All horse owners are familiar with colic, an abdominal discomfort that can manifest in many different ways. Severe cases require emergency surgery, and can be fatal if not treated immediately. Thankfully for Northern California horse owners, few hospitals are better equipped to diagnose and treat colic than the UC Davis veterinary hospital.

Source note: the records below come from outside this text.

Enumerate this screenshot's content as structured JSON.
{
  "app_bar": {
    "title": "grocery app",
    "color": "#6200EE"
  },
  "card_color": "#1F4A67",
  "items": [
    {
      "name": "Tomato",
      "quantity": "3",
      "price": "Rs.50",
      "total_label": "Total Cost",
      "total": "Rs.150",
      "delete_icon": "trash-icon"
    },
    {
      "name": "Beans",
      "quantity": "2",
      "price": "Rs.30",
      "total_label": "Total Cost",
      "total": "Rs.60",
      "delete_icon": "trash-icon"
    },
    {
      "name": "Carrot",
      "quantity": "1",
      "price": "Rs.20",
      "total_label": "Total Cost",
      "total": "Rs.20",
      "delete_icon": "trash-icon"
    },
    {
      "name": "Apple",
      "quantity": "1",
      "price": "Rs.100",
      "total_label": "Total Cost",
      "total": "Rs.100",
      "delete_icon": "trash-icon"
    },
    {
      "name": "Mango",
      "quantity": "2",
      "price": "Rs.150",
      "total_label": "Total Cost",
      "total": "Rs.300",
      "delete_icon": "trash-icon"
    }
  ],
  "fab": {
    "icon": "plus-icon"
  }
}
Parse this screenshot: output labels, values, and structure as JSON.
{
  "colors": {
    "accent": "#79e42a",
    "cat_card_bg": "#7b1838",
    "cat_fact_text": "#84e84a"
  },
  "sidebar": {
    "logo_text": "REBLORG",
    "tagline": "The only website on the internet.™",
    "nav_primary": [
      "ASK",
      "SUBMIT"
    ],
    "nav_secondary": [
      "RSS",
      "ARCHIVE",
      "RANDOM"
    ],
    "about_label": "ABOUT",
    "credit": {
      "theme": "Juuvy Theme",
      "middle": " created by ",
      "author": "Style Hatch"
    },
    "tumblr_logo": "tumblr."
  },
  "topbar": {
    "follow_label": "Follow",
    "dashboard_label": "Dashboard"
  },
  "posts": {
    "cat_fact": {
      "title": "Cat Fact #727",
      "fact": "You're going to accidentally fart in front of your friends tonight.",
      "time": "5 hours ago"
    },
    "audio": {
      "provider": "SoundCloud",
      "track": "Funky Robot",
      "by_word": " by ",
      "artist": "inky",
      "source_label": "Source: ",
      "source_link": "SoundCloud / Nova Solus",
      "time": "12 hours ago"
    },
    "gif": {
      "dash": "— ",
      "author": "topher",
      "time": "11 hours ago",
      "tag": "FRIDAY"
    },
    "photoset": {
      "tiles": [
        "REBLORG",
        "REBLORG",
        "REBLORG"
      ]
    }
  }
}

The hospital’s Large Animal Clinic has several equine surgeons who specialize in colic surgeries, including Drs. Julie Dechant, Pablo Espinosa, Isabel Kilcoyne and Jorge Nieto. Survival rates for colic patients have greatly improved over the past 20 years. A retrospective study from 2004-2009 showed that UC Davis maintained a success rate above 90 percent in the nearly 100 colic surgeries it performed each year during that timeframe. This rate was 3 percent higher than the worldwide published data on colic surgeries at that time. Additionally, the hospital is able to treat approximately 70 percent of its patients without the need for surgery at all.

Surgical methods typically involve a manual untwisting of the intestine or possible resection if the twisting has irreparably damaged the intestine. In cases of intestinal blockage in the gastrointestinal (GI) tract, the objects are surgically removed if the horse is unable to pass the object on its own.

These types of impaction within the GI tract are typically caused by feed, enteroliths, worms, and sand. In addition to impaction, other types of colic include gas colic, intussusception (in which the intestine slides into itself), inflammation of the intestine (called enteritis), gastric rupture, or even a twist in the gut, which is considered one of the most lethal forms of colic.

Fortunately, there are many recognizable signs of colic and a variety of methods for prevention. Signs of colic in horses typically include a reduced appetite, increased time lying down, noticeable abdominal discomfort including biting or kicking towards the flank, frequent rolling, and profuse sweating.

Methods for colic prevention include ensuring the regularity of the horse’s feed and exercise routine, as well as providing clean, fresh water and access to salt at all times. Reducing the horse’s stress by gradually making changes to environment and exercise also decreases the risk for intestinal dysfunction.

However, despite a horse owner’s best efforts to minimize the chance of colic, the unexpected can occur at any time. For this reason, the UC Davis veterinary hospital is available 24 hours a day, including weekends and holidays, to meet colic complaints and other emergency needs.